Monday, December 28, 2015

Rest In Peace Lemmy Kilmister

It has been a really tough year.

I just found out about the passing of Ian Fraser Kilmister (affectionately known as Lemmy) a half hour ago. I spent half of the day making arrangements to see my grandfather, who is also on his way out, only to cap off my day with this news. In a lot of ways the stories are the same. People with a profound impact on my life, people who got to lead great lives themselves, and whose ending is something that I've been expecting for a little bit. It hasn't been an easy day.

I know that anytime these high profile deaths happen, people say "what does it matter to you? You didn't actually know them. You never met them." What's the point of music then? What's the point of going to shows? What's the point of any of this? Lemmy wasn't a guy I got to share a cigarette with ever, but that doesn't mean his existence didn't impact countless lives. His charisma, his personality, his music, the way he dressed, the way his voice sounded are all things we gravitated toward and wanted to be. I used to joke that I was smoking a pack a day because I wanted my voice to sound like Lemmy's. His existence mattered to me and his death matters to me and to you and to everyone else because the impacts he made mattered. We talk a lot about things like 'influence', 'heroes', and 'legends'. In the subculture, that begins and ends with Motorhead and Lemmy. There is an alpha and omega and it's him. It was, it is, and it ever shall be. There are benchmarks for how to live in this subculture and he laid a lot of them out for us. He taught us how to carry ourselves like made men doing what we wanted on our terms. He was a larger than life personality. He lived sex, drugs, and rock and roll the way it should be. He wasn't the braggart that the Rolling Stones or Led Zeppelin were about it. Lemmy's world was his and his friends'. What went on in it belonged to them, never for the outsiders. Partying like there's no tomorrow is not G7 on the jukebox. It isn't something you parlay into a role in Pirates of the Caribbean. It is something that you use toward personal exorcism, only sharing it with a select group of people who understand why you do it. That was how Lemmy lived. That's what Motorhead was about. That is what punk music is about. It isn't for everyone and it is self-destructive. He got it. He made it. To the initiated ones, "Lemmy is God" isn't just a quote from the movie Airheads, it's the honest truth.

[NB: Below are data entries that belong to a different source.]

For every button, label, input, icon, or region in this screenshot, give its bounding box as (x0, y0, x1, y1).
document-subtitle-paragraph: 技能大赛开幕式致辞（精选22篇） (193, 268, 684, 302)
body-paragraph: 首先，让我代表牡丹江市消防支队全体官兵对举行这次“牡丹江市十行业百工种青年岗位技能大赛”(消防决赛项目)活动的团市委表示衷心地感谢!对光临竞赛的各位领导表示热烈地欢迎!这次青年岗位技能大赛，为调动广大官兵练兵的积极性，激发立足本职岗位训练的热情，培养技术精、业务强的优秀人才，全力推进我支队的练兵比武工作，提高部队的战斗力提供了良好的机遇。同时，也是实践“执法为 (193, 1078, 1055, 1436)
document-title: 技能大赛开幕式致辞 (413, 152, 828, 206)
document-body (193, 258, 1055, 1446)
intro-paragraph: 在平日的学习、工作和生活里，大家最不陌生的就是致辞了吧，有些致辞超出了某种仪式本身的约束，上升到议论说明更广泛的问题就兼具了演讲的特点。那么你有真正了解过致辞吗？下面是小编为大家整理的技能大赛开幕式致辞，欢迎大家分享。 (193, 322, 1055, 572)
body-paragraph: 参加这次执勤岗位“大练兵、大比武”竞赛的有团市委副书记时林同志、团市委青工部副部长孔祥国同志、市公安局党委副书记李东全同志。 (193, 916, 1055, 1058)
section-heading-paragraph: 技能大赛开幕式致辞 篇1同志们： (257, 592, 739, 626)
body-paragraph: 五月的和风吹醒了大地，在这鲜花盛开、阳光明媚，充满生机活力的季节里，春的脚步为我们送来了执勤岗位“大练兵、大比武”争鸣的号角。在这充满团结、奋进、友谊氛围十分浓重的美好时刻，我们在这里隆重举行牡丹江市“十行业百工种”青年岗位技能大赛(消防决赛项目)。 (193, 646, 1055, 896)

I really don't know what to say about Lemmy that hasn't already been said or won't be said in the coming days. I once heard someone say during a eulogy that "there aren't enough words worthy enough to measure the departed person's impact and value". As a writer I like to pride myself on being able to find the words for any situation and circumstance. How do you sum up Lemmy? You can't. There aren't enough words worthy enough to measure his impact and value. I've been writing this whole time and I haven't said anything that really measures what Lemmy meant to this whole subculture. He influenced countless bands. An entire galaxy of them. All of them wanted to be like him and Motorhead. Everyone from Metallica to Inepsy. Imagine a world without Motorhead and I'll show you a world without punk music. It doesn't happen without them. 

In September, Lemmy infamously and sadly declared "I can't do it" onstage during a performance because his body couldn't physically handle the strain from playing anymore. We knew the end was coming then. Studies have shown that when a man's wife dies, he typically doesn't last much longer after. A lot of factors are attributed to this, but the major one is simply the man just loses the will to go on. Lemmy's first love in life was music. While he didn't give it up exactly, it wasn't the same. His body had finally betrayed him and quit at 69 years old. Three months later, he was gone.

I'm sitting here and I'm struggling with the death of a 70 year old British man I never met. That sounds really stupid, doesn't it? For a lot of us, a lot of you who read this, and for a lot of you who know me, you understand that it's more than that. The small rooms we crowd into, the bad decisions we make, the friends we keep, the way we dress... it is all more than that. Lemmy Kilmister wasn't another rocker. He wasn't another musician. He's the guy who helped build all of this. He's the one that showed us the way. A lot of people say "Lemmy is God" because Steve Buscemi said it in a movie once. Most of them will never really understand what that truly means. Lemmy is gone, but he will never die because gods don't die.